Un bluff qui change l’image de Moneymaker
Moneymaker : La main la plus importante que vous n’avez pas vu à la télévision, je l’ai jouée contre un gars nommé Chuc Hoang. Je ne me souviens plus exactement des blindes mais il relance et je paye. Check-check sur le flop. Le turn arrive et je n’ai absolument rien avec A3. Il fait une toute mise de 15.000 donc je décide de relancer de 15.000 puis il me revient dessus avec 15.000 supplémentaires.
A ce moment, je me dis : ok, il a main plutôt forte mais je suis un putain de mec borné et je pense que je peux le faire passer donc je mets 100.000 de plus. Et, il paye.
Ce n’est pas vraiment le spot dans lequel je voulais être. Je n’ai aucun out mais j’assume. J’espère juste que la carte à la rivière ne va pas trop changer le board car j’essayais de représenter une quinte et j’étais quasiment sûr qu’il avait un brelan ou deux paires.
Nous avions tous les deux des tapis assez profonds. J’avais encore 300.000 et lui 200.000 et ça aurait fait mal de partir à tapis et d'être payé. Sur la river, il décide de checker, je pars à tapis et il passe assez rapidement.
Je lui dévoile mon bluff. C’était purement sur le coup de l’émotion. J’étais tellement content de mettre sorti de ce piège dans lequel je m’étais mis et heureux d’avoir tous ces jetons. C’était stupide de montrer le bluff mais j’étais tellement fier de moi.
C’est à ce moment que j’ai senti les gens parler de moi en bien. Je n’étais plus le fish.
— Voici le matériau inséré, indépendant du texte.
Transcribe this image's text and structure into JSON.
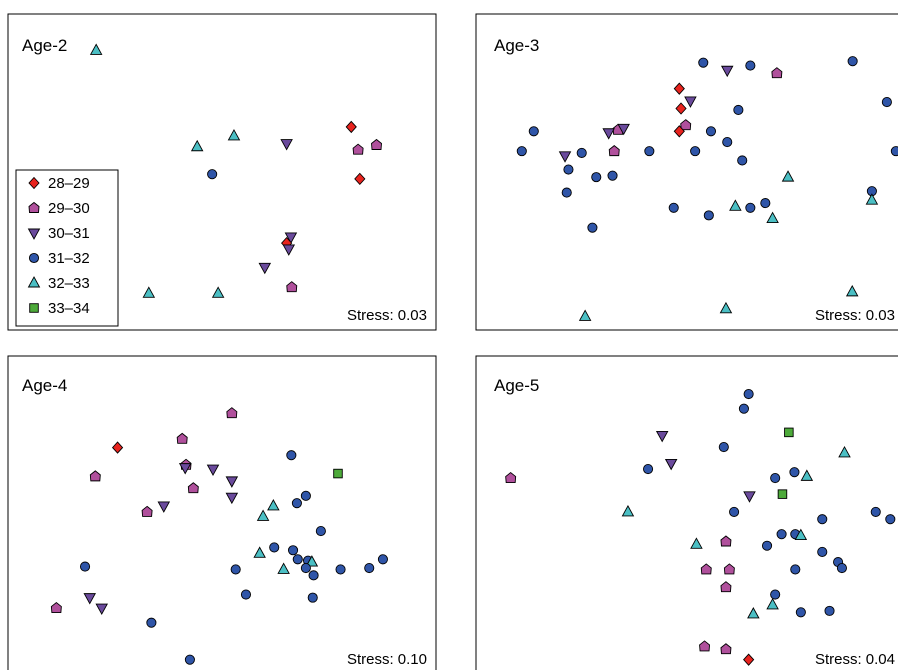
{
  "legend": [
    {
      "key": "d",
      "label": "28–29",
      "shape": "diamond",
      "color": "#e8231e"
    },
    {
      "key": "p",
      "label": "29–30",
      "shape": "pentagon",
      "color": "#b0509c"
    },
    {
      "key": "v",
      "label": "30–31",
      "shape": "triangle-down",
      "color": "#6a4a9c"
    },
    {
      "key": "c",
      "label": "31–32",
      "shape": "circle",
      "color": "#2f55a8"
    },
    {
      "key": "t",
      "label": "32–33",
      "shape": "triangle-up",
      "color": "#4bbfc4"
    },
    {
      "key": "s",
      "label": "33–34",
      "shape": "square",
      "color": "#4daa3a"
    }
  ],
  "chart_data": [
    {
      "type": "scatter",
      "title": "Age-2",
      "stress_label": "Stress: 0.03",
      "xlim": [
        0,
        100
      ],
      "ylim": [
        0,
        100
      ],
      "points": [
        {
          "g": "t",
          "x": 20.6,
          "y": 93.7
        },
        {
          "g": "d",
          "x": 80.2,
          "y": 67.5
        },
        {
          "g": "p",
          "x": 81.8,
          "y": 59.7
        },
        {
          "g": "p",
          "x": 86.1,
          "y": 61.3
        },
        {
          "g": "d",
          "x": 82.2,
          "y": 49.7
        },
        {
          "g": "t",
          "x": 44.2,
          "y": 60.7
        },
        {
          "g": "t",
          "x": 52.8,
          "y": 64.4
        },
        {
          "g": "v",
          "x": 65.1,
          "y": 61.8
        },
        {
          "g": "c",
          "x": 47.7,
          "y": 51.3
        },
        {
          "g": "v",
          "x": 66.1,
          "y": 29.8
        },
        {
          "g": "d",
          "x": 65.1,
          "y": 27.7
        },
        {
          "g": "v",
          "x": 65.6,
          "y": 25.7
        },
        {
          "g": "v",
          "x": 60.0,
          "y": 19.4
        },
        {
          "g": "t",
          "x": 32.9,
          "y": 10.5
        },
        {
          "g": "t",
          "x": 49.1,
          "y": 10.5
        },
        {
          "g": "p",
          "x": 66.3,
          "y": 12.6
        }
      ]
    },
    {
      "type": "scatter",
      "title": "Age-3",
      "stress_label": "Stress: 0.03",
      "xlim": [
        0,
        100
      ],
      "ylim": [
        0,
        100
      ],
      "points": [
        {
          "g": "c",
          "x": 53.1,
          "y": 89.5
        },
        {
          "g": "v",
          "x": 58.7,
          "y": 86.9
        },
        {
          "g": "c",
          "x": 64.1,
          "y": 88.5
        },
        {
          "g": "p",
          "x": 70.3,
          "y": 85.9
        },
        {
          "g": "c",
          "x": 88.0,
          "y": 90.0
        },
        {
          "g": "d",
          "x": 47.5,
          "y": 80.6
        },
        {
          "g": "v",
          "x": 50.1,
          "y": 76.4
        },
        {
          "g": "d",
          "x": 47.9,
          "y": 73.8
        },
        {
          "g": "p",
          "x": 49.0,
          "y": 68.1
        },
        {
          "g": "d",
          "x": 47.5,
          "y": 66.0
        },
        {
          "g": "c",
          "x": 54.9,
          "y": 66.0
        },
        {
          "g": "c",
          "x": 61.3,
          "y": 73.3
        },
        {
          "g": "c",
          "x": 58.7,
          "y": 62.3
        },
        {
          "g": "c",
          "x": 51.2,
          "y": 59.2
        },
        {
          "g": "c",
          "x": 62.2,
          "y": 56.0
        },
        {
          "g": "c",
          "x": 40.5,
          "y": 59.2
        },
        {
          "g": "p",
          "x": 33.2,
          "y": 66.5
        },
        {
          "g": "v",
          "x": 34.5,
          "y": 67.0
        },
        {
          "g": "v",
          "x": 31.0,
          "y": 65.5
        },
        {
          "g": "p",
          "x": 32.3,
          "y": 59.2
        },
        {
          "g": "v",
          "x": 20.8,
          "y": 57.6
        },
        {
          "g": "c",
          "x": 24.7,
          "y": 58.6
        },
        {
          "g": "c",
          "x": 13.5,
          "y": 66.0
        },
        {
          "g": "c",
          "x": 10.7,
          "y": 59.2
        },
        {
          "g": "c",
          "x": 21.6,
          "y": 52.9
        },
        {
          "g": "c",
          "x": 28.1,
          "y": 50.3
        },
        {
          "g": "c",
          "x": 31.9,
          "y": 50.8
        },
        {
          "g": "c",
          "x": 21.2,
          "y": 45.0
        },
        {
          "g": "c",
          "x": 27.2,
          "y": 33.0
        },
        {
          "g": "c",
          "x": 46.2,
          "y": 39.8
        },
        {
          "g": "c",
          "x": 54.4,
          "y": 37.2
        },
        {
          "g": "t",
          "x": 60.6,
          "y": 40.3
        },
        {
          "g": "c",
          "x": 64.1,
          "y": 39.8
        },
        {
          "g": "c",
          "x": 67.6,
          "y": 41.4
        },
        {
          "g": "t",
          "x": 69.3,
          "y": 36.1
        },
        {
          "g": "t",
          "x": 72.9,
          "y": 50.3
        },
        {
          "g": "c",
          "x": 98.1,
          "y": 59.2
        },
        {
          "g": "c",
          "x": 92.5,
          "y": 45.5
        },
        {
          "g": "t",
          "x": 92.5,
          "y": 42.4
        },
        {
          "g": "t",
          "x": 87.9,
          "y": 11.0
        },
        {
          "g": "t",
          "x": 58.4,
          "y": 5.2
        },
        {
          "g": "t",
          "x": 25.5,
          "y": 2.6
        },
        {
          "g": "c",
          "x": 96.0,
          "y": 76.0
        }
      ]
    },
    {
      "type": "scatter",
      "title": "Age-4",
      "stress_label": "Stress: 0.10",
      "xlim": [
        0,
        100
      ],
      "ylim": [
        0,
        100
      ],
      "points": [
        {
          "g": "p",
          "x": 52.3,
          "y": 90.0
        },
        {
          "g": "d",
          "x": 25.6,
          "y": 77.8
        },
        {
          "g": "p",
          "x": 40.7,
          "y": 80.9
        },
        {
          "g": "p",
          "x": 41.6,
          "y": 71.7
        },
        {
          "g": "v",
          "x": 41.4,
          "y": 70.7
        },
        {
          "g": "v",
          "x": 47.9,
          "y": 70.2
        },
        {
          "g": "v",
          "x": 52.3,
          "y": 66.0
        },
        {
          "g": "p",
          "x": 20.4,
          "y": 67.6
        },
        {
          "g": "p",
          "x": 43.3,
          "y": 63.4
        },
        {
          "g": "v",
          "x": 52.3,
          "y": 60.2
        },
        {
          "g": "p",
          "x": 32.5,
          "y": 55.0
        },
        {
          "g": "v",
          "x": 36.4,
          "y": 57.1
        },
        {
          "g": "c",
          "x": 66.2,
          "y": 75.1
        },
        {
          "g": "s",
          "x": 77.1,
          "y": 68.6
        },
        {
          "g": "c",
          "x": 67.5,
          "y": 58.1
        },
        {
          "g": "c",
          "x": 69.6,
          "y": 60.7
        },
        {
          "g": "t",
          "x": 62.0,
          "y": 57.1
        },
        {
          "g": "t",
          "x": 59.6,
          "y": 53.4
        },
        {
          "g": "c",
          "x": 73.1,
          "y": 48.2
        },
        {
          "g": "c",
          "x": 62.2,
          "y": 42.4
        },
        {
          "g": "c",
          "x": 66.6,
          "y": 41.4
        },
        {
          "g": "t",
          "x": 58.8,
          "y": 40.3
        },
        {
          "g": "c",
          "x": 67.7,
          "y": 38.2
        },
        {
          "g": "c",
          "x": 70.1,
          "y": 37.7
        },
        {
          "g": "t",
          "x": 71.0,
          "y": 37.2
        },
        {
          "g": "c",
          "x": 69.6,
          "y": 35.1
        },
        {
          "g": "t",
          "x": 64.4,
          "y": 34.6
        },
        {
          "g": "c",
          "x": 53.2,
          "y": 34.6
        },
        {
          "g": "c",
          "x": 71.4,
          "y": 32.5
        },
        {
          "g": "c",
          "x": 77.7,
          "y": 34.6
        },
        {
          "g": "c",
          "x": 84.4,
          "y": 35.1
        },
        {
          "g": "c",
          "x": 87.6,
          "y": 38.2
        },
        {
          "g": "c",
          "x": 55.6,
          "y": 25.7
        },
        {
          "g": "c",
          "x": 71.2,
          "y": 24.6
        },
        {
          "g": "c",
          "x": 18.0,
          "y": 35.6
        },
        {
          "g": "v",
          "x": 19.1,
          "y": 24.6
        },
        {
          "g": "v",
          "x": 21.9,
          "y": 20.9
        },
        {
          "g": "p",
          "x": 11.3,
          "y": 20.9
        },
        {
          "g": "c",
          "x": 33.5,
          "y": 15.7
        },
        {
          "g": "c",
          "x": 42.5,
          "y": 2.6
        }
      ]
    },
    {
      "type": "scatter",
      "title": "Age-5",
      "stress_label": "Stress: 0.04",
      "xlim": [
        0,
        100
      ],
      "ylim": [
        0,
        100
      ],
      "points": [
        {
          "g": "c",
          "x": 63.7,
          "y": 96.8
        },
        {
          "g": "c",
          "x": 62.6,
          "y": 91.6
        },
        {
          "g": "s",
          "x": 73.1,
          "y": 83.2
        },
        {
          "g": "t",
          "x": 86.1,
          "y": 75.9
        },
        {
          "g": "v",
          "x": 43.5,
          "y": 82.1
        },
        {
          "g": "c",
          "x": 57.9,
          "y": 78.0
        },
        {
          "g": "v",
          "x": 45.6,
          "y": 72.2
        },
        {
          "g": "c",
          "x": 40.2,
          "y": 70.2
        },
        {
          "g": "p",
          "x": 8.1,
          "y": 67.0
        },
        {
          "g": "c",
          "x": 69.9,
          "y": 67.0
        },
        {
          "g": "c",
          "x": 74.4,
          "y": 69.1
        },
        {
          "g": "t",
          "x": 77.3,
          "y": 67.6
        },
        {
          "g": "s",
          "x": 71.6,
          "y": 61.3
        },
        {
          "g": "v",
          "x": 63.9,
          "y": 60.7
        },
        {
          "g": "c",
          "x": 60.3,
          "y": 55.0
        },
        {
          "g": "t",
          "x": 35.5,
          "y": 55.0
        },
        {
          "g": "c",
          "x": 80.9,
          "y": 52.4
        },
        {
          "g": "c",
          "x": 93.4,
          "y": 55.0
        },
        {
          "g": "c",
          "x": 96.8,
          "y": 52.4
        },
        {
          "g": "c",
          "x": 71.4,
          "y": 47.1
        },
        {
          "g": "c",
          "x": 74.6,
          "y": 47.1
        },
        {
          "g": "t",
          "x": 75.9,
          "y": 46.6
        },
        {
          "g": "c",
          "x": 68.0,
          "y": 43.0
        },
        {
          "g": "t",
          "x": 51.5,
          "y": 43.5
        },
        {
          "g": "p",
          "x": 58.4,
          "y": 44.5
        },
        {
          "g": "c",
          "x": 80.9,
          "y": 40.8
        },
        {
          "g": "c",
          "x": 84.6,
          "y": 37.2
        },
        {
          "g": "c",
          "x": 85.5,
          "y": 35.1
        },
        {
          "g": "c",
          "x": 74.6,
          "y": 34.6
        },
        {
          "g": "p",
          "x": 53.8,
          "y": 34.6
        },
        {
          "g": "p",
          "x": 59.2,
          "y": 34.6
        },
        {
          "g": "p",
          "x": 58.4,
          "y": 28.3
        },
        {
          "g": "c",
          "x": 69.9,
          "y": 25.7
        },
        {
          "g": "t",
          "x": 69.3,
          "y": 22.0
        },
        {
          "g": "t",
          "x": 64.8,
          "y": 18.8
        },
        {
          "g": "c",
          "x": 75.9,
          "y": 19.4
        },
        {
          "g": "c",
          "x": 82.6,
          "y": 19.9
        },
        {
          "g": "p",
          "x": 53.4,
          "y": 7.3
        },
        {
          "g": "p",
          "x": 58.4,
          "y": 6.3
        },
        {
          "g": "d",
          "x": 63.7,
          "y": 2.6
        }
      ]
    }
  ]
}
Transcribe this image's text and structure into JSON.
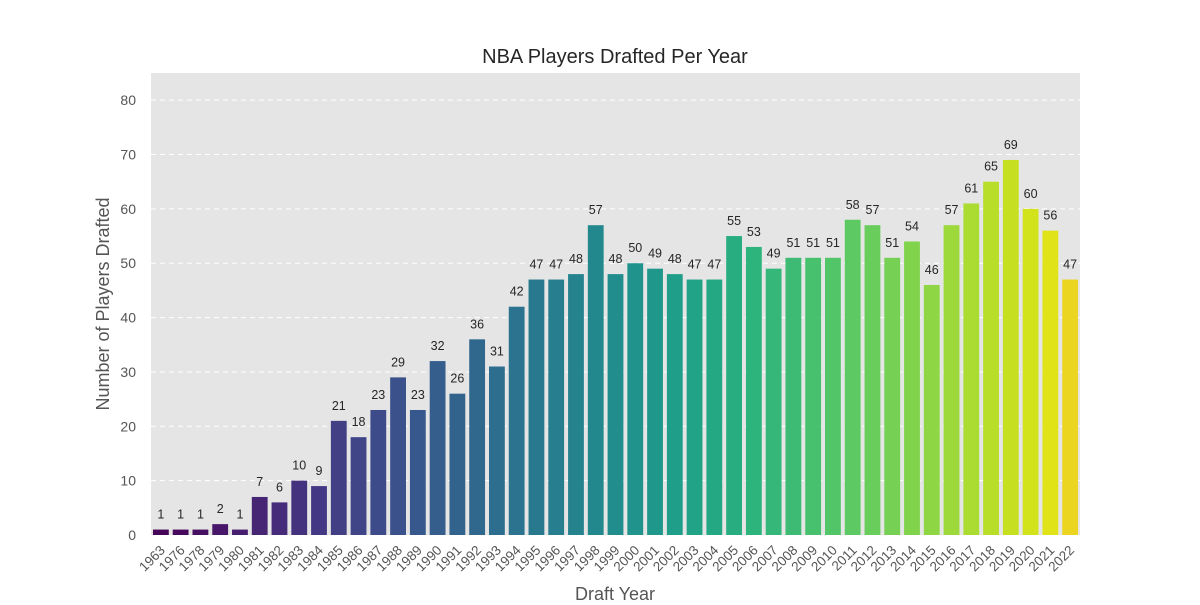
{
  "chart_data": {
    "type": "bar",
    "title": "NBA Players Drafted Per Year",
    "xlabel": "Draft Year",
    "ylabel": "Number of Players Drafted",
    "ylim": [
      0,
      85
    ],
    "yticks": [
      0,
      10,
      20,
      30,
      40,
      50,
      60,
      70,
      80
    ],
    "grid": true,
    "colormap": "viridis",
    "background_color": "#e5e5e5",
    "categories": [
      "1963",
      "1976",
      "1978",
      "1979",
      "1980",
      "1981",
      "1982",
      "1983",
      "1984",
      "1985",
      "1986",
      "1987",
      "1988",
      "1989",
      "1990",
      "1991",
      "1992",
      "1993",
      "1994",
      "1995",
      "1996",
      "1997",
      "1998",
      "1999",
      "2000",
      "2001",
      "2002",
      "2003",
      "2004",
      "2005",
      "2006",
      "2007",
      "2008",
      "2009",
      "2010",
      "2011",
      "2012",
      "2013",
      "2014",
      "2015",
      "2016",
      "2017",
      "2018",
      "2019",
      "2020",
      "2021",
      "2022"
    ],
    "values": [
      1,
      1,
      1,
      2,
      1,
      7,
      6,
      10,
      9,
      21,
      18,
      23,
      29,
      23,
      32,
      26,
      36,
      31,
      42,
      47,
      47,
      48,
      57,
      48,
      50,
      49,
      48,
      47,
      47,
      55,
      53,
      49,
      51,
      51,
      51,
      58,
      57,
      51,
      54,
      46,
      57,
      61,
      65,
      69,
      60,
      56,
      47
    ],
    "bar_colors": [
      "#450457",
      "#46095d",
      "#471063",
      "#481769",
      "#471d6f",
      "#472575",
      "#462b7a",
      "#45327f",
      "#433883",
      "#423f85",
      "#404588",
      "#3d4b8a",
      "#3a518b",
      "#37588c",
      "#355e8d",
      "#32638d",
      "#30688d",
      "#2d6e8e",
      "#2b738e",
      "#29798e",
      "#277e8e",
      "#25838e",
      "#23888e",
      "#228d8d",
      "#20938c",
      "#1f988b",
      "#1f9e89",
      "#20a386",
      "#23a883",
      "#28ad80",
      "#2db37c",
      "#35b779",
      "#3dbb74",
      "#47c16e",
      "#52c569",
      "#5dc962",
      "#69cd5b",
      "#75d054",
      "#82d34c",
      "#8fd644",
      "#9dd93b",
      "#abdc32",
      "#b8de29",
      "#c6e021",
      "#d2e21b",
      "#e0e318",
      "#ecd521"
    ]
  }
}
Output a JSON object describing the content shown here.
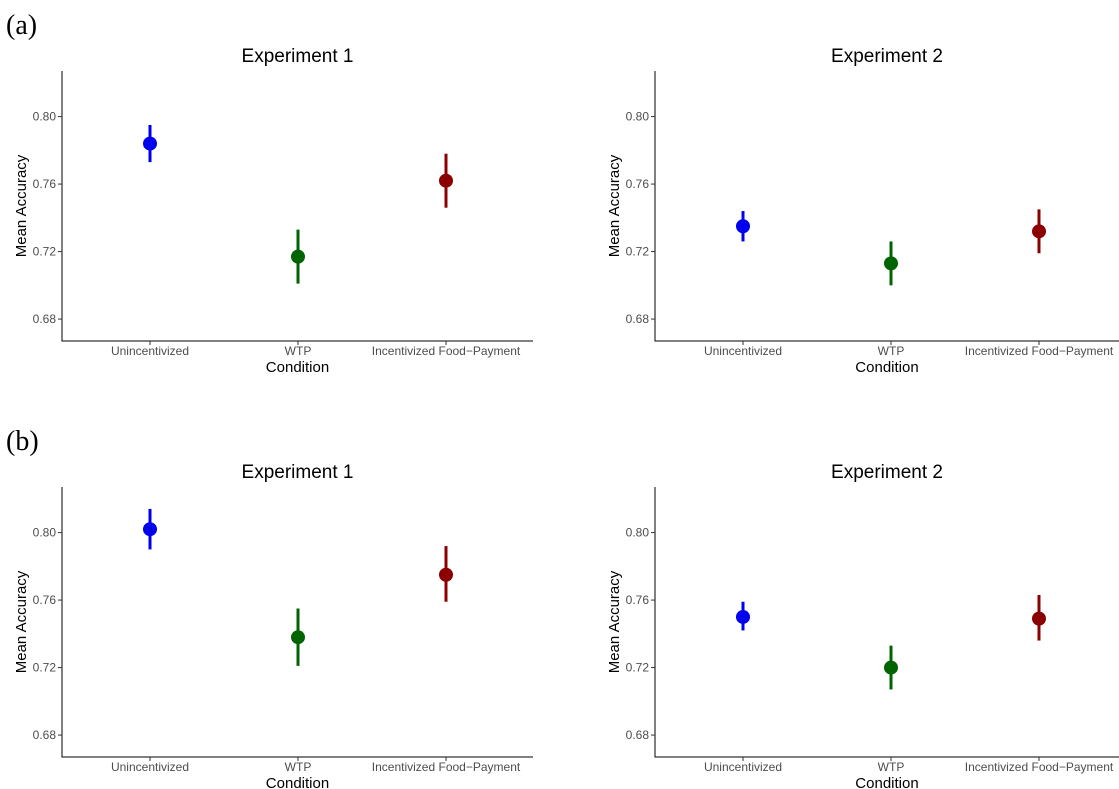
{
  "panels": [
    {
      "label": "(a)"
    },
    {
      "label": "(b)"
    }
  ],
  "chart_data": [
    {
      "type": "scatter",
      "panel": "(a)",
      "title": "Experiment 1",
      "xlabel": "Condition",
      "ylabel": "Mean Accuracy",
      "categories": [
        "Unincentivized",
        "WTP",
        "Incentivized Food−Payment"
      ],
      "yticks": [
        "0.68",
        "0.72",
        "0.76",
        "0.80"
      ],
      "ylim": [
        0.667,
        0.827
      ],
      "grid": false,
      "colors": [
        "#0000ee",
        "#006400",
        "#8b0000"
      ],
      "values": [
        0.784,
        0.717,
        0.762
      ],
      "lower": [
        0.773,
        0.701,
        0.746
      ],
      "upper": [
        0.795,
        0.733,
        0.778
      ]
    },
    {
      "type": "scatter",
      "panel": "(a)",
      "title": "Experiment 2",
      "xlabel": "Condition",
      "ylabel": "Mean Accuracy",
      "categories": [
        "Unincentivized",
        "WTP",
        "Incentivized Food−Payment"
      ],
      "yticks": [
        "0.68",
        "0.72",
        "0.76",
        "0.80"
      ],
      "ylim": [
        0.667,
        0.827
      ],
      "grid": false,
      "colors": [
        "#0000ee",
        "#006400",
        "#8b0000"
      ],
      "values": [
        0.735,
        0.713,
        0.732
      ],
      "lower": [
        0.726,
        0.7,
        0.719
      ],
      "upper": [
        0.744,
        0.726,
        0.745
      ]
    },
    {
      "type": "scatter",
      "panel": "(b)",
      "title": "Experiment 1",
      "xlabel": "Condition",
      "ylabel": "Mean Accuracy",
      "categories": [
        "Unincentivized",
        "WTP",
        "Incentivized Food−Payment"
      ],
      "yticks": [
        "0.68",
        "0.72",
        "0.76",
        "0.80"
      ],
      "ylim": [
        0.667,
        0.827
      ],
      "grid": false,
      "colors": [
        "#0000ee",
        "#006400",
        "#8b0000"
      ],
      "values": [
        0.802,
        0.738,
        0.775
      ],
      "lower": [
        0.79,
        0.721,
        0.759
      ],
      "upper": [
        0.814,
        0.755,
        0.792
      ]
    },
    {
      "type": "scatter",
      "panel": "(b)",
      "title": "Experiment 2",
      "xlabel": "Condition",
      "ylabel": "Mean Accuracy",
      "categories": [
        "Unincentivized",
        "WTP",
        "Incentivized Food−Payment"
      ],
      "yticks": [
        "0.68",
        "0.72",
        "0.76",
        "0.80"
      ],
      "ylim": [
        0.667,
        0.827
      ],
      "grid": false,
      "colors": [
        "#0000ee",
        "#006400",
        "#8b0000"
      ],
      "values": [
        0.75,
        0.72,
        0.749
      ],
      "lower": [
        0.742,
        0.707,
        0.736
      ],
      "upper": [
        0.759,
        0.733,
        0.763
      ]
    }
  ]
}
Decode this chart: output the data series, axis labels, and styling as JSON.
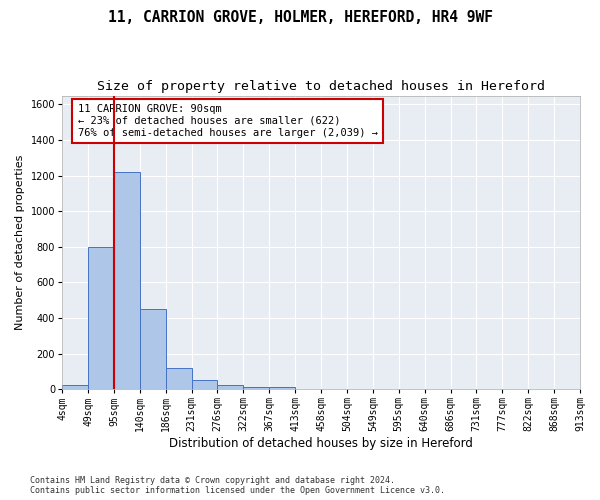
{
  "title1": "11, CARRION GROVE, HOLMER, HEREFORD, HR4 9WF",
  "title2": "Size of property relative to detached houses in Hereford",
  "xlabel": "Distribution of detached houses by size in Hereford",
  "ylabel": "Number of detached properties",
  "bar_values": [
    25,
    800,
    1220,
    450,
    120,
    50,
    25,
    15,
    10,
    0,
    0,
    0,
    0,
    0,
    0,
    0,
    0,
    0,
    0,
    0
  ],
  "bin_labels": [
    "4sqm",
    "49sqm",
    "95sqm",
    "140sqm",
    "186sqm",
    "231sqm",
    "276sqm",
    "322sqm",
    "367sqm",
    "413sqm",
    "458sqm",
    "504sqm",
    "549sqm",
    "595sqm",
    "640sqm",
    "686sqm",
    "731sqm",
    "777sqm",
    "822sqm",
    "868sqm",
    "913sqm"
  ],
  "bar_color": "#aec6e8",
  "bar_edge_color": "#4472c4",
  "vline_color": "#cc0000",
  "annotation_text": "11 CARRION GROVE: 90sqm\n← 23% of detached houses are smaller (622)\n76% of semi-detached houses are larger (2,039) →",
  "annotation_box_color": "#cc0000",
  "ylim": [
    0,
    1650
  ],
  "yticks": [
    0,
    200,
    400,
    600,
    800,
    1000,
    1200,
    1400,
    1600
  ],
  "background_color": "#e8edf4",
  "footer": "Contains HM Land Registry data © Crown copyright and database right 2024.\nContains public sector information licensed under the Open Government Licence v3.0.",
  "title1_fontsize": 10.5,
  "title2_fontsize": 9.5,
  "xlabel_fontsize": 8.5,
  "ylabel_fontsize": 8.0,
  "annotation_fontsize": 7.5,
  "tick_fontsize": 7.0,
  "footer_fontsize": 6.0
}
Je suis fou et vous avez plutôt intérêt à me laisser tranquille.
Matt Savage : Une fois tombé à 10 joueurs restants – à une élimination de la table finale – nous avons réuni tout le monde sur la même table mais il n’y avait que neuf caméras sur la table pour voir les cartes. Deux joueurs ont donc dû en partager une. C’était bizarre.
Moneymaker : Je n’ai pris aucun risque à 10 joueurs restants. Je voulais faire la table finale. Je ne voulais plus jouer une main. Je m’en foutais d’être celui qui élimine un adversaire.
D’une part, je voulais juste aller me coucher. Il était 4h et j’étais exténué. Je ne voulais pas être impliqué dans des coups. La seule main que j’ai jouée était le AQ contre Ivey. Si j’ai joué une autre main, je ne m’en souviens pas.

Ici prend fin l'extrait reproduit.